Last of the Breed
By Louis L’Amour
This story follows the events of
What would a L’Amour book be without proper enemies? (Spoiler Alert!)
Joe Mack’s enemies are Soviet Colonel Arkady Zamatev and his Yakut henchman Alekhin. They are intelligent characters with the experience necessary to trap Joe Mack again. It takes all that Joe Mack could possibly posses within him along with the knowledge that he is from a lineage of pure bred survivors. He uses every skill he ever knew and he endures beyond that in order to overcome, Alekhin, the Yakut scout. The race for escape and survival is on for Joe Mack and the orders to track and capture him begin for Alekhin.
Filled with suspense artfully done, Joe Mack has thoughts that he needs no one and avoids all contact with others. Soon, he is forced to humble himself and take shelter from a lovely Romanian woman, Natalya, and her father. I liked Natalya for her mystique. Perhaps, because between her and Joe Mack, they silently fall in love or maybe there will always be a warm memory of good friendship. I felt this scene gives the book a rare glimpse of humanity to Joe Mack’s character. For most of the book, Joe Mack is isolated undergoing a rough transition to merge himself with the wilderness. There is nothing insularly noble about him or the way he conducts himself throughout the story but it is riveting just the same.
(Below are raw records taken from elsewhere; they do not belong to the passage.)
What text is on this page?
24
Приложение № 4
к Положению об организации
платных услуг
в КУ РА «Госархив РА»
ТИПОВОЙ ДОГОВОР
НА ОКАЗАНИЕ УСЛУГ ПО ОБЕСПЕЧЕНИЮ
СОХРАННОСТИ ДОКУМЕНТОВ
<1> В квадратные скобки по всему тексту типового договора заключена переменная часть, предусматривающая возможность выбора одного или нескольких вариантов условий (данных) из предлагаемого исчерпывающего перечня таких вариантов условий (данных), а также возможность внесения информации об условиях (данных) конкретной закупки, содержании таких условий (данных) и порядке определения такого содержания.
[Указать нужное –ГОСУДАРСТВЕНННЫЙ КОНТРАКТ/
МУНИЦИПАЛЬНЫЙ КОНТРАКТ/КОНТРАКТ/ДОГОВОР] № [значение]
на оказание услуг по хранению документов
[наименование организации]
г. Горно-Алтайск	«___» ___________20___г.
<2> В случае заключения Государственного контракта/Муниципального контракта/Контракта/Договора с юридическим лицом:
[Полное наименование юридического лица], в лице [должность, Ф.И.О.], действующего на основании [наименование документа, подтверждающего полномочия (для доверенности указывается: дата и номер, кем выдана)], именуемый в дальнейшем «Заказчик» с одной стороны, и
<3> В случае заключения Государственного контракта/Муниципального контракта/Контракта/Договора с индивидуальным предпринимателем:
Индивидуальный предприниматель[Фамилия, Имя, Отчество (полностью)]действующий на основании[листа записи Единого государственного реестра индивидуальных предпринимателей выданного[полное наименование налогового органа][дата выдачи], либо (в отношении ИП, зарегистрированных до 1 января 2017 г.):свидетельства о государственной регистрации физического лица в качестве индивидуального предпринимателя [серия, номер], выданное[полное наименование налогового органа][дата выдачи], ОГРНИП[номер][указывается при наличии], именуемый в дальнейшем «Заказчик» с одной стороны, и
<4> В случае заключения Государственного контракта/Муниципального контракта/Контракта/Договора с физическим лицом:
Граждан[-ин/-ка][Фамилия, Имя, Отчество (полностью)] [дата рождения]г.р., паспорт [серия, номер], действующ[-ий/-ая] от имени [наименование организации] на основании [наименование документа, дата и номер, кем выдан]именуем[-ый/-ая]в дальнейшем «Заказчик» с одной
An interesting note is that this book was published in 1986 and was written to take place sometime in the 1980's. This means that this story was possibly written during the Cold War but that it took place before the opening of the Iron Curtain revealed the kidnapping of American pilots by the Soviets.
A lot of speculation has been mentioned about a sequel because of the limited amount of closure in the ending. I am personally glad to find out that L’Amour had supposedly never planned or has ever written a sequel. I prefer it that way as sequels can be mundane. I think Last of the Breed stands on its own.